Posted September 7, 2016on:
In a slow news day, STonline reported how there used to be about 20,000 payphones in Singapore. There are now just around 2,000.
People might resort to using payphones when their phone batteries run out or when their service plans run low. Very few people actually need payphones because they have their own. And not just phones but also mini computers, cameras, TVs, gaming machines, and more all rolled into one.
That there are still so many dotting our country is probably more surprising. Someone could organise a scavenger hunt by placing special Pokémon Go stops where these phones are.
I know my son’s school has a couple of payphones because personal mobile phones are still not allowed. The school (and many others) are still operating in 1980.

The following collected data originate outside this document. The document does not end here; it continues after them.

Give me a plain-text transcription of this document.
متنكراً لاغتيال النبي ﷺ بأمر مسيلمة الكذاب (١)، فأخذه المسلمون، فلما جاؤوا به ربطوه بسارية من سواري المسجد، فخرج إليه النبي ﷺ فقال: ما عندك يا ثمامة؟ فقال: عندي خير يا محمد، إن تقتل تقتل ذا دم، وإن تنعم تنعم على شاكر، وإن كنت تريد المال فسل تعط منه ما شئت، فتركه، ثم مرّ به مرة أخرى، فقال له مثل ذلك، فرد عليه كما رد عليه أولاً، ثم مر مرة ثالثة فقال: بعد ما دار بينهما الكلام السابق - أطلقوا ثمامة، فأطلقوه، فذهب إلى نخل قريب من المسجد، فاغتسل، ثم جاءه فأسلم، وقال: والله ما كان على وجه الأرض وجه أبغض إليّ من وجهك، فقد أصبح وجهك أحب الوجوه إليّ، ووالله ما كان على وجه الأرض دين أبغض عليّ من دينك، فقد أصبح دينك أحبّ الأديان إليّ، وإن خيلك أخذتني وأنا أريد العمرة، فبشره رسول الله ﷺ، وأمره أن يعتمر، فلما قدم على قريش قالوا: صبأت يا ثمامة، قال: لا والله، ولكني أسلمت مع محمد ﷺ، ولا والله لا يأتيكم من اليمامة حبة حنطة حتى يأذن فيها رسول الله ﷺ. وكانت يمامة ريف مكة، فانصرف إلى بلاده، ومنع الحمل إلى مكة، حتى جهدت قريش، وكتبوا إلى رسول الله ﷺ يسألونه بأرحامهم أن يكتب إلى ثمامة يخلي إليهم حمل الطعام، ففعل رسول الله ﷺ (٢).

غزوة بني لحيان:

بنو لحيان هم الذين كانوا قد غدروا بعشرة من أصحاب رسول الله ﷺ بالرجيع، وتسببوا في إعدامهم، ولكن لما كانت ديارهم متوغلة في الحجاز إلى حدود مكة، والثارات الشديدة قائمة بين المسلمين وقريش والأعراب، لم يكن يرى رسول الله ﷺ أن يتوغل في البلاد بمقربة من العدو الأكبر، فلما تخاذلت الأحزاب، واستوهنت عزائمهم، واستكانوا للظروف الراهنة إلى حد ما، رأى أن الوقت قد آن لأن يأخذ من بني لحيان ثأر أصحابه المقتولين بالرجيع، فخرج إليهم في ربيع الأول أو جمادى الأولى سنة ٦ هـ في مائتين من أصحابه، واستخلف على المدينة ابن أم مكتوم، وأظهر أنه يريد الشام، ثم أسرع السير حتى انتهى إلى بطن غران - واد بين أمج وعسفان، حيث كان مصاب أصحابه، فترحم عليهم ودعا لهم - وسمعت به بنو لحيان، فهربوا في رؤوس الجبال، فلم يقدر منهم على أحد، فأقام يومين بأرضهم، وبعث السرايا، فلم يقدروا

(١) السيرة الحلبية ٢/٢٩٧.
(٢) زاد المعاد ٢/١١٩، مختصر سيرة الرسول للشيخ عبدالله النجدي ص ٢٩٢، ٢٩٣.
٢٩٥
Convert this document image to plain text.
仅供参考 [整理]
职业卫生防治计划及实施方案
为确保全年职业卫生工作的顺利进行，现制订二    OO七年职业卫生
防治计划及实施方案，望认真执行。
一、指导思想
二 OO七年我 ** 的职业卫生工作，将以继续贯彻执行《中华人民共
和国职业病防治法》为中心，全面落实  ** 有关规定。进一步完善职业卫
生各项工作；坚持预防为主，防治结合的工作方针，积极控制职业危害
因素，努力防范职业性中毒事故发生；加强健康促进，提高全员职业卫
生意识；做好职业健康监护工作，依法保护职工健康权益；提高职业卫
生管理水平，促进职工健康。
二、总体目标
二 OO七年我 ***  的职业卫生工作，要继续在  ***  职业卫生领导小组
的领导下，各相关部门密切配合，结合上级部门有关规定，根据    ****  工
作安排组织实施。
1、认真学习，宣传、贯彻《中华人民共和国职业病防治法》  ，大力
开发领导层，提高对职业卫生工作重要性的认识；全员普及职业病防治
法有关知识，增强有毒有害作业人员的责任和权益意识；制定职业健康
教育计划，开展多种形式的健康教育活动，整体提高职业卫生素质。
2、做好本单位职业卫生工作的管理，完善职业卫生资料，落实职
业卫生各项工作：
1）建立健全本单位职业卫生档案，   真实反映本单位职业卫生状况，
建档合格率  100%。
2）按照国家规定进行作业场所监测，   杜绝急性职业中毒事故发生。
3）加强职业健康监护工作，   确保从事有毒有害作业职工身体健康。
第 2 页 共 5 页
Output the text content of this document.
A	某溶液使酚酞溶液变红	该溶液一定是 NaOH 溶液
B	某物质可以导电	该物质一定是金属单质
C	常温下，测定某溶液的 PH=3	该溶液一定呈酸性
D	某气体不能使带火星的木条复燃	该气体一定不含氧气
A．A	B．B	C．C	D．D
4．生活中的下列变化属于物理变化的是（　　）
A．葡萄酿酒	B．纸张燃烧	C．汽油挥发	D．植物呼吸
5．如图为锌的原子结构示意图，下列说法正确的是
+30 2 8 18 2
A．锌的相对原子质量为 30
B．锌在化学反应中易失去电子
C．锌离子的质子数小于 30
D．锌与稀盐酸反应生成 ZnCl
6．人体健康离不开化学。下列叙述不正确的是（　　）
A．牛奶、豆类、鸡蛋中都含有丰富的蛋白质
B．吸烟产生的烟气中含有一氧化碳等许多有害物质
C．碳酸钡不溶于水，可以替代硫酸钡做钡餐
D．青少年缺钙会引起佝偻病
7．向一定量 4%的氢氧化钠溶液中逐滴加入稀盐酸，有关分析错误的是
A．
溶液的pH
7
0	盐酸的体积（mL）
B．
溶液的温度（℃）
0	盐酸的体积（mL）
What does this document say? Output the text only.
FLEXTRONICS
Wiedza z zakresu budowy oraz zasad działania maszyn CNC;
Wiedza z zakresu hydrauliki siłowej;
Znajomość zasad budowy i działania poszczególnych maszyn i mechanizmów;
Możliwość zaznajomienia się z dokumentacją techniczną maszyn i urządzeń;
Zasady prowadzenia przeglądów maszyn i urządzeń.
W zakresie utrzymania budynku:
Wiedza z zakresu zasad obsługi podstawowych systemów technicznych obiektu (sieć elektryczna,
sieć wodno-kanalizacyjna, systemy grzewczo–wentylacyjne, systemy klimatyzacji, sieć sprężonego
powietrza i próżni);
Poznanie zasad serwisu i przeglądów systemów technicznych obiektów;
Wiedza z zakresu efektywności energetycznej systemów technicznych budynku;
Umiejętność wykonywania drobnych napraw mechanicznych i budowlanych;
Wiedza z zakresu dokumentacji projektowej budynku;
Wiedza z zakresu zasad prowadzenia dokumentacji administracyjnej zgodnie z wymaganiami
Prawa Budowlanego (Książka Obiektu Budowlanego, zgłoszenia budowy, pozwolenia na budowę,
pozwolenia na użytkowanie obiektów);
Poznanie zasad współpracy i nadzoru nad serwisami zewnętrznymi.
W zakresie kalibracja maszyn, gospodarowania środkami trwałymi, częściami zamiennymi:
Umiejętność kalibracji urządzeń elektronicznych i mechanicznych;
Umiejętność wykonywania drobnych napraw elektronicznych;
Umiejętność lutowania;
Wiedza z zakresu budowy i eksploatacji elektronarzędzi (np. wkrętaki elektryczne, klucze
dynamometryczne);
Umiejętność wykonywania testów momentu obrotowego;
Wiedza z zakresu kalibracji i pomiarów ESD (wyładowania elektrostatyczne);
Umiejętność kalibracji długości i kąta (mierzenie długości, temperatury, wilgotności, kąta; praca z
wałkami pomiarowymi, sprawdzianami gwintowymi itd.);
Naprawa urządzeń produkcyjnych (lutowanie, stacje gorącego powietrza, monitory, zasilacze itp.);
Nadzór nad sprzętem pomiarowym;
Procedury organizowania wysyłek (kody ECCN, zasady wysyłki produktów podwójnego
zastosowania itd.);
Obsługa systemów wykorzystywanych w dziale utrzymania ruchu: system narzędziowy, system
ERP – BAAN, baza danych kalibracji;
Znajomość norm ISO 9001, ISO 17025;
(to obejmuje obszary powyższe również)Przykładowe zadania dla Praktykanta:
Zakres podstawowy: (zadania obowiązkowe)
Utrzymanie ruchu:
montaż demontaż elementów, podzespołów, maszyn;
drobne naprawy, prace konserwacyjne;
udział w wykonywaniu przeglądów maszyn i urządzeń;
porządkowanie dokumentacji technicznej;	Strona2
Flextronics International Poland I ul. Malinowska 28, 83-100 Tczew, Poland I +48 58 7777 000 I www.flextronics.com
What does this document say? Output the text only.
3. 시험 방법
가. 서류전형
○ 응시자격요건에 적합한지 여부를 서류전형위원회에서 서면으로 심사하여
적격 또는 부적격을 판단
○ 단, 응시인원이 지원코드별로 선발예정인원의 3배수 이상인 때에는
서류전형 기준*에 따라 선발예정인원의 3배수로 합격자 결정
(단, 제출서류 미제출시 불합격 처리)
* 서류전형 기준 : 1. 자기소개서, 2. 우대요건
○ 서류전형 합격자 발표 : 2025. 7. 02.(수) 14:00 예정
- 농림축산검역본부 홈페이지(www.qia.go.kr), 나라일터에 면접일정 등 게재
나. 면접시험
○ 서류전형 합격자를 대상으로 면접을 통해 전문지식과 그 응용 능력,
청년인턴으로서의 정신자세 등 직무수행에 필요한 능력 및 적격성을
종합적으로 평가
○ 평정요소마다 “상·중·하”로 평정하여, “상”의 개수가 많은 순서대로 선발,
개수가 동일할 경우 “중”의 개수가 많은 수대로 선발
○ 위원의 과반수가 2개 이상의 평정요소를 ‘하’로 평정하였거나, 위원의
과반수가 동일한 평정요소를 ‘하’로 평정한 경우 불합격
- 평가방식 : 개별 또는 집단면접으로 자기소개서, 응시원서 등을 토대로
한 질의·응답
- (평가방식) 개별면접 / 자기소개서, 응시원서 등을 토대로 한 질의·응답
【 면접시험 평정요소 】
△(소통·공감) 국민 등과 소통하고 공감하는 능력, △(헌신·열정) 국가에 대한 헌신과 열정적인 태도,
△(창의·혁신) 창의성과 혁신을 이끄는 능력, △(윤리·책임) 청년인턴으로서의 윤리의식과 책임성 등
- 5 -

There could be a use for such phones of course. Imagine a disaster of epic proportions: Telecommunication outage, zombie apocalypse, telecommunication outage caused by zombie apocalypse. While these are unlikely, we keep the payphones around just in case.
So we retain old products and processes for the minority or for the exception. In the mean time, the rest of the system tries to move forward. But it cannot because we are only as fast as our slowest. Chemists might call this the rate determining step.
Step back and eyeball the schooling system. How much of it is recognisable from 10, 20, 30, or 40 years ago? Look at photographs of classrooms taken 100 years ago. How much have environments, layouts, mindsets, and practices changed?
What is the rate determining step in our schools? What is our just in case emergency? Why is the rhetoric “prepare for the future” but the practice so entrenched in the past? What are we more concerned about: Letting go or doing what is good for kids?